KARACHI: The Sindh government on Thursday announced partnership with the Frontier Works Organisation (FWO) to revive the Karachi Circular Railway and tasked the military engineering organisation with building 10 underpasses and flyovers on the route of the local train service, a senior official said.

The announcement came at a meeting held to review the progress on development work of the KCR project in the wake of Supreme Court’s orders.

The participants in the meeting chaired by Sindh Transport Minister Awais Qadir Shah decided to expedite the pace of construction of the structures which were required to be rebuilt after the old ones turned obsolete or had been declared dangerous.

“The meeting decided to build some 10 underpasses and flyovers which were marked in different areas on the route of the KCR through the FWO,” said a statement issued after the meeting.

“The meeting also set aside five billion rupees for those structures and reviewed progress of the project under the directives of the Supreme Court.

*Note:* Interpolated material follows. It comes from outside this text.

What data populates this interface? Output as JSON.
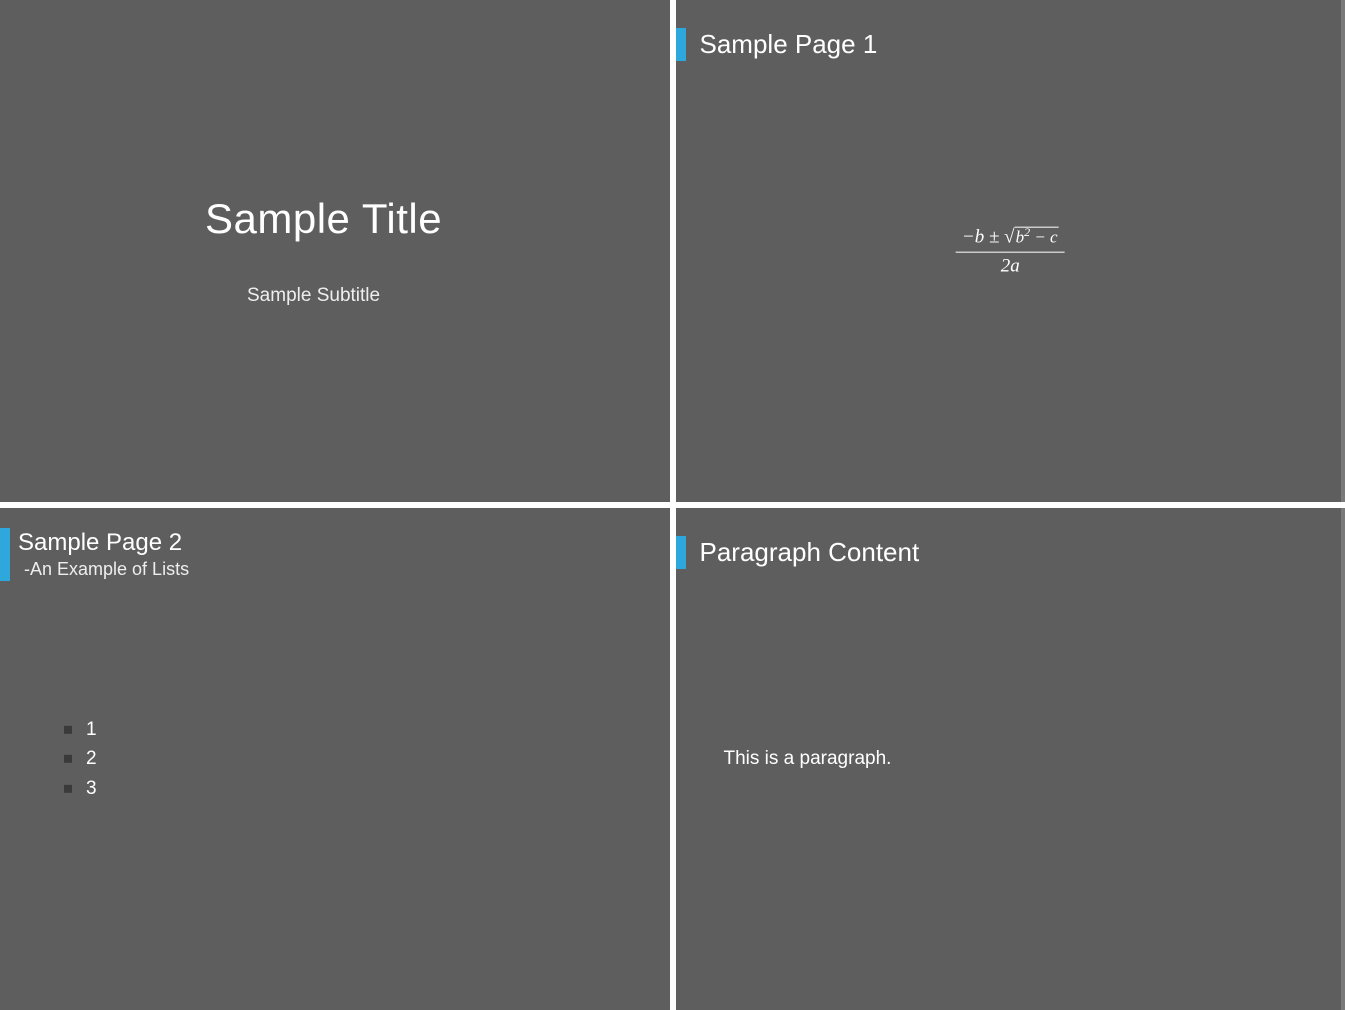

The meeting was attended by senior officials of the Sindh transport ministry and the FWO.”

The Supreme Court last month had directed the provincial authorities to expedite work on underpasses, overhead bridges and fencing at the level crossings to ensure that the operation of the KCR was not obstructed because of road traffic.

In February, the court had directed the Pakistan Railways to revive and operate the KCR within six months and asked the provincial government to build necessary infrastructure like underpasses and overhead bridges at the level crossings.

During last month’s hearing, the railways secretary had informed the court that the KCR track had “almost” been cleared of encroachments.

At this, the chief justice had regretted that the time granted by the court was over, but the KCR had not yet been revived.

“The KCR was commissioned in 1964, originally to help employees of the Pakistan Railways travel between their jobs — at and around the city and cantonment railway stations — and their residences in Karachi’s eastern neighbourhoods,” said a Sindh transport ministry official.

“The service became a full circle of 44km in 1970 and connected Karachi’s four main work areas: the port, the Sindh Industrial Trading Estate (SITE), the city’s central commercial areas such as Saddar and the Landhi Industrial Area. The KCR remained the public transport of choice for the people of Karachi till 1984 when the number of its trains was reduced.”

Reasons for the move included lack of maintenance and repair, a yawning gap between rising expenditure due to higher fuel and operational costs and decreasing revenue due to subsidised tickets and the government’s inability to spend money on improvement of tracks and stations, he added.